Robust allocation of solar energy credits under forecast uncertainty via adaptive unscented transform
摘要
This paper presents a stochastic optimization framework for planning the allocation of solar energy credits under forecast uncertainty. A Hill Climbing-based algorithm was employed, incorporating a hybrid evaluation strategy that combines the Unscented Transform (UT) with selective Monte Carlo (MC) simulation using Sobol sampling. Candidate solutions are primarily evaluated via UT, which explicitly models uncertainty in forecasts while keeping computational costs manageable. When a candidate solution outperforms the current best, MC simulation refines the evaluation and adaptively recalibrates UT parameters, further enhancing accuracy.
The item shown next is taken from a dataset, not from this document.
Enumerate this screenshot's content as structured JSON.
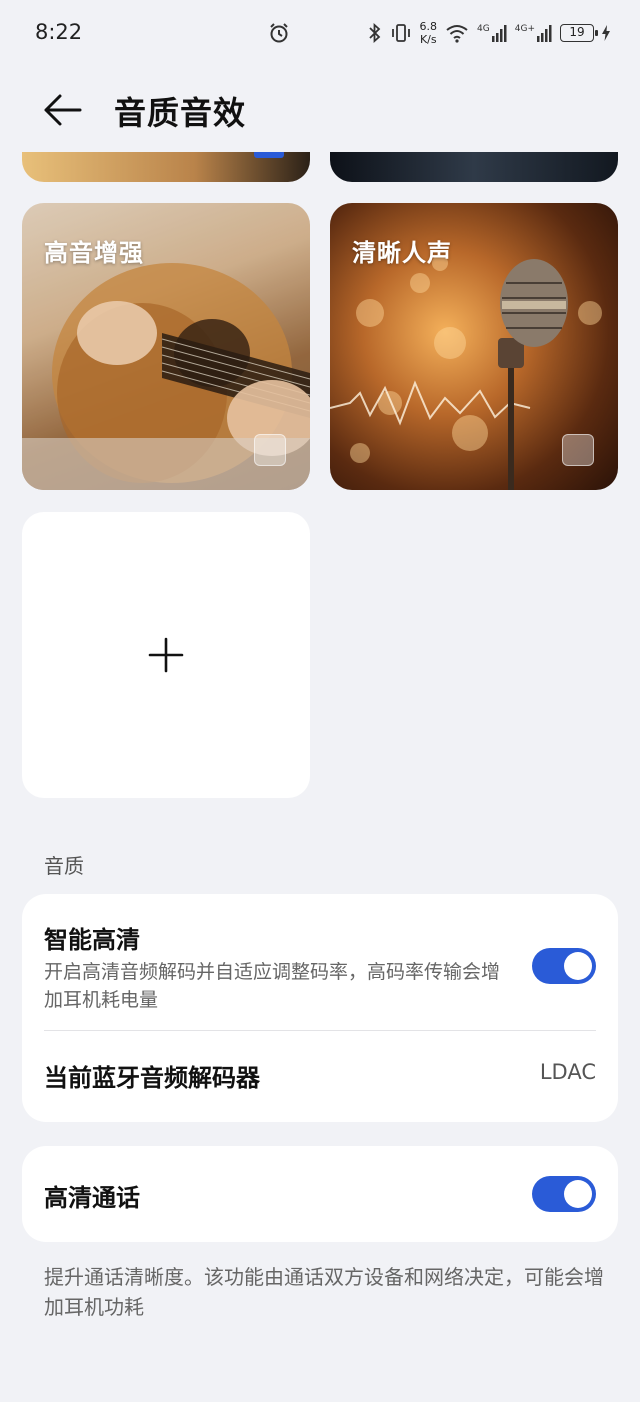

In contrast, the deterministic baseline relies solely on fixed point estimates, disregarding input variability. Although the observed improvements peak at around 1.2%, they translate into significant amounts of energy effectively compensated rather than lost, yielding tangible financial and operational benefits. For a system generating 10 GWh annually, this improvement corresponds to approximately 120 MWh of additional compensated energy, representing tens of thousands of reais in annual financial benefit. Furthermore, the adaptive integration of Monte Carlo refinements ensures scalability by avoiding the prohibitive cost of full sampling, making the approach both computationally viable and economically justifiable for strategic planning in distributed renewable energy systems.